OMERS represents employer, employee and retiree members of the OMERS pension plans. Poos was eager to learn how a jointly sponsored plan worked and wanted to figure out solutions to help its board make difficult decisions. When he first started, the board could barely agree on where to go for lunch, and benefits reductions were absolutely off the table.
“Over the course of two years, we went from not making any decisions to getting a three-year funding agreement with benefits reductions included, as well as a strategic plan that would outline how benefits reductions and contributions would be handled in the future,” says Poos. The plan, the Statements of Plan Design Objectives and Strategy, describes what happens to the plan funding under certain circumstances. For example, in years when the plan is overfunded, the excess contributions will be split evenly between contribution reductions and benefits increases. Benefits increases will take the form of reinstating any benefits reductions that were stated to be “temporary” during a deficit management period.
But after achieving a funding plan for OMERS, Poos was bored—a self-professed weakness. A hankering for an investment challenge led him back to the private sector to another of Canada’s largest organizations, George Weston Ltd., in November of 2011.
Back Nine
In spite of years of experience and the gravitas to get the job done, Poos didn’t fully appreciate the challenge until he got there. “It is the most complicated situation I’ve ever seen,” he says, describing the company’s benefits as a victim of rapid growth where pieces have been “bolted on” without a real strategic direction for the future. It hits at one of his pet peeves in pensions and benefits: leakage. “I hate spending money on things that don’t need to be complicated. So how do we reduce fees, stop the leakage and make things simpler? That’s the challenge at Weston.”
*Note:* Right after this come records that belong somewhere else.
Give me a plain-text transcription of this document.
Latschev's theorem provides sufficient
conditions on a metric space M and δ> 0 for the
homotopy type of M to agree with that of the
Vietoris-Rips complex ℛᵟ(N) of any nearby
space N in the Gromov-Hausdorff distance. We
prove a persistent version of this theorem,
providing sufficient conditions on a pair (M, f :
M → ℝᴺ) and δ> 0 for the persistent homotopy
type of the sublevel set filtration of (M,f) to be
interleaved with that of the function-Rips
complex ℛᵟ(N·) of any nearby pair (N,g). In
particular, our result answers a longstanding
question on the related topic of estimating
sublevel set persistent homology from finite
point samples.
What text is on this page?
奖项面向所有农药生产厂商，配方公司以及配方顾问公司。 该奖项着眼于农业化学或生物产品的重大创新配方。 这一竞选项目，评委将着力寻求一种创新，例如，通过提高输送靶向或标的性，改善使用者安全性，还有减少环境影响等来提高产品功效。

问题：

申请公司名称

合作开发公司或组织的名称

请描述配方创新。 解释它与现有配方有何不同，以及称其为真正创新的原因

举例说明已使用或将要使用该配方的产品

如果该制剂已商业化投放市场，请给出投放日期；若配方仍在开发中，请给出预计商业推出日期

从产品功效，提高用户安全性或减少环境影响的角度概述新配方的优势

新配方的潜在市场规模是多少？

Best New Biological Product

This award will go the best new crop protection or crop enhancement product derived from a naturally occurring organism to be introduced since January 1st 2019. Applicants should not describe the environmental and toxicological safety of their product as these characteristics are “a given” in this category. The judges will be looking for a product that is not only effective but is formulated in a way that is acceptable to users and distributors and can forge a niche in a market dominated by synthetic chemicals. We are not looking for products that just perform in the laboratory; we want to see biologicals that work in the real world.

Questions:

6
As part of his role at Weston, Poos serves as a trustee on the board of the Canadian Commercial Workers Industry Pension Plan (CCWIPP), Canada’s largest private sector multi-employer plan with about $1.8 billion in assets, where the challenge is to address a plan where the union has a significant voice in the decision-making. Any decisions can only involve benefits and contributions, which could disappear if something isn’t done.
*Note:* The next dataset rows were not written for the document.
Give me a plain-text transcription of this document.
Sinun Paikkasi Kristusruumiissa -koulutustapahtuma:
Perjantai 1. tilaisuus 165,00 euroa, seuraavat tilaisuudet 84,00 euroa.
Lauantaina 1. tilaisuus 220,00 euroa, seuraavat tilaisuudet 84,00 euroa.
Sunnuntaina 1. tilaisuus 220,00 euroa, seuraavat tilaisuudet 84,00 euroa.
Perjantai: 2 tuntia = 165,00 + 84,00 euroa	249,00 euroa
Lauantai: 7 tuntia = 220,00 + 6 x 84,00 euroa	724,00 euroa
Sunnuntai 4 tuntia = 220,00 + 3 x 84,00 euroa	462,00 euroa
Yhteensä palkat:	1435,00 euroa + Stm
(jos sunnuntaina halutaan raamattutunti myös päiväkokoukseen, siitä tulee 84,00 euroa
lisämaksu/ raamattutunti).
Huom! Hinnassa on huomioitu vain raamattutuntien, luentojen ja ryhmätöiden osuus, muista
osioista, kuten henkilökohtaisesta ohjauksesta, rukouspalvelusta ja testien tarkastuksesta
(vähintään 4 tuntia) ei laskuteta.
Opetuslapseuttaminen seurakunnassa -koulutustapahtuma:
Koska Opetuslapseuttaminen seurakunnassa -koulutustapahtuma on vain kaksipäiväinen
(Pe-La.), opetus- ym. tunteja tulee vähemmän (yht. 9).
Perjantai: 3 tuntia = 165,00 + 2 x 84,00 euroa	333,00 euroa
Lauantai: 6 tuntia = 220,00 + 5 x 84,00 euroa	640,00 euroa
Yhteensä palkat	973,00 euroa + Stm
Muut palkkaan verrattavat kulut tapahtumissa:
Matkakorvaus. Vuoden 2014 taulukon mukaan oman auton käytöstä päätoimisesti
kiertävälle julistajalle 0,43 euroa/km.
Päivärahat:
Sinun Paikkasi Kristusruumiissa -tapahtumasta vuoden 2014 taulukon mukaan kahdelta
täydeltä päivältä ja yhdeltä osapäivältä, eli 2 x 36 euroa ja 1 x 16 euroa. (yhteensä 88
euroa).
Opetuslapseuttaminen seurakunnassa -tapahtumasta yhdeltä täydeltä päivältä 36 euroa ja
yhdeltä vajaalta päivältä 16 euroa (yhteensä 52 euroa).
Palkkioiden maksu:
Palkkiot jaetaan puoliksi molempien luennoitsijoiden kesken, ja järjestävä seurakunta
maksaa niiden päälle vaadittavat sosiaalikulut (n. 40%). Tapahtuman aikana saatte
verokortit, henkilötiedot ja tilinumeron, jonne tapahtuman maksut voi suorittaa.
The only mechanism available to address it is contributions, says Poos, now setting up to make another interesting play. He has spent the past 18 months working with the board on a redesign.
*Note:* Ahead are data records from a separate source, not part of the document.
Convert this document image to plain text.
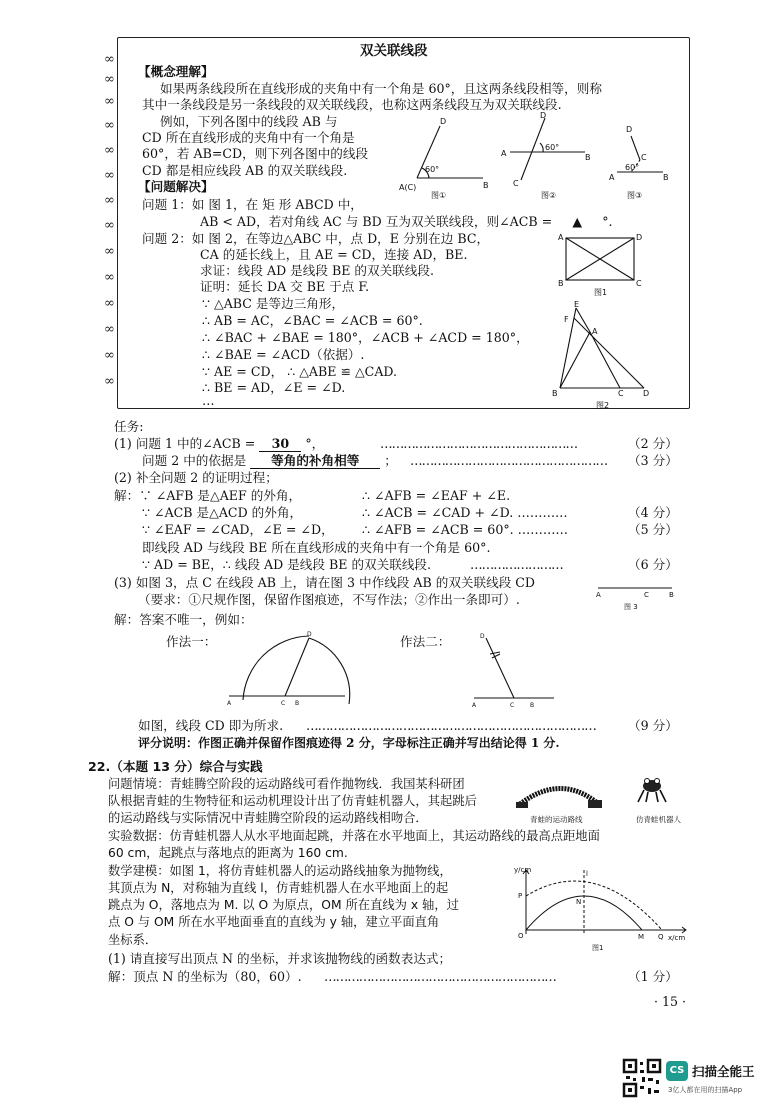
∞
∞
∞
∞
∞
∞
∞
∞
∞
∞
∞
∞
∞
∞
双关联线段
【概念理解】
如果两条线段所在直线形成的夹角中有一个角是 60°，且这两条线段相等，则称
其中一条线段是另一条线段的双关联线段，也称这两条线段互为双关联线段.
例如，下列各图中的线段 AB 与
CD 所在直线形成的夹角中有一个角是
60°，若 AB=CD，则下列各图中的线段
CD 都是相应线段 AB 的双关联线段.
【问题解决】	A(C)	B
D
60°
图①
A	B
D
C
60°
图②
D
C
A	B
60°
图③
问题 1：如 图 1，在 矩 形 ABCD 中，
AB < AD，若对角线 AC 与 BD 互为双关联线段，则∠ACB = ▲ °.
问题 2：如 图 2，在等边△ABC 中，点 D，E 分别在边 BC，
CA 的延长线上，且 AE = CD，连接 AD，BE.
求证：线段 AD 是线段 BE 的双关联线段.
证明：延长 DA 交 BE 于点 F.
∵ △ABC 是等边三角形，
∴ AB = AC，∠BAC = ∠ACB = 60°.
∴ ∠BAC + ∠BAE = 180°，∠ACB + ∠ACD = 180°，
∴ ∠BAE = ∠ACD（依据）.
∵ AE = CD， ∴ △ABE ≌ △CAD.
∴ BE = AD，∠E = ∠D.
…
A	D
B	C
图1
E
F
A
B	C D
图2
任务:
(1) 问题 1 中的∠ACB = 30 °，	……………………………………………	（2 分）
问题 2 中的依据是 等角的补角相等 ； …………………………………………… （3 分）
(2) 补全问题 2 的证明过程；
解：∵ ∠AFB 是△AEF 的外角，	∴ ∠AFB = ∠EAF + ∠E.
∵ ∠ACB 是△ACD 的外角，	∴ ∠ACB = ∠CAD + ∠D. …………	（4 分）
∵ ∠EAF = ∠CAD，∠E = ∠D， ∴ ∠AFB = ∠ACB = 60°. …………	（5 分）
即线段 AD 与线段 BE 所在直线形成的夹角中有一个角是 60°.
∵ AD = BE，∴ 线段 AD 是线段 BE 的双关联线段.	……………………	（6 分）
(3) 如图 3，点 C 在线段 AB 上，请在图 3 中作线段 AB 的双关联线段 CD
（要求：①尺规作图，保留作图痕迹，不写作法；②作出一条即可）.	A	C	B
图 3
解：答案不唯一，例如：
作法一：	作法二：
A	C B
D
A	C	B
D
如图，线段 CD 即为所求. …………………………………………………………………	（9 分）
评分说明：作图正确并保留作图痕迹得 2 分，字母标注正确并写出结论得 1 分.
22.（本题 13 分）综合与实践
问题情境：青蛙腾空阶段的运动路线可看作抛物线．我国某科研团
队根据青蛙的生物特征和运动机理设计出了仿青蛙机器人，其起跳后
的运动路线与实际情况中青蛙腾空阶段的运动路线相吻合．
实验数据：仿青蛙机器人从水平地面起跳，并落在水平地面上，其运动路线的最高点距地面
60 cm，起跳点与落地点的距离为 160 cm.
数学建模：如图 1，将仿青蛙机器人的运动路线抽象为抛物线，
其顶点为 N，对称轴为直线 l，仿青蛙机器人在水平地面上的起
跳点为 O，落地点为 M. 以 O 为原点，OM 所在直线为 x 轴，过
点 O 与 OM 所在水平地面垂直的直线为 y 轴，建立平面直角
坐标系．
(1) 请直接写出顶点 N 的坐标，并求该抛物线的函数表达式；
解：顶点 N 的坐标为（80，60）. ……………………………………………………	（1 分）
青蛙的运动路线	仿青蛙机器人
y/cm
x/cm
O	M Q
N
P
l
图1
· 15 ·
CS 扫描全能王
3亿人都在用的扫描App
“The last thing anyone wants is a plan that devolves into a windup situation where people are getting less than 100 cents on the dollar. That’s not where I want any of my members to be. The way to avoid that is not to be underfunded. The way to get there is to acknowledge that you’ve got a hill to climb, and to set out a program to climb it,” he says.
Sometime this summer, CCWIPP will announce major changes to its pension plan that should help solve its funding challenges and demonstrate to the industry that a new, sustainable structure for pensions is possible. Brown has complete confidence the new structure will be a success due to Poos’ drive to get this done. “He’s not afraid to make a decision and push forward. He’s a doer.”
As for his next goal, Poos is already lining up his next shot. “I want to deal with what happens to pension plans when they’re fully funded,” he says. “Other than sitting on a plan and managing it, is there a way to get rid of it? Once we get to the point where we’re overfunded again, then you can start to imagine there will be people interested in those assets. I want to get a plan fully funded, then get the liability off the organization’s books so it never has to worry about funding those plans again.”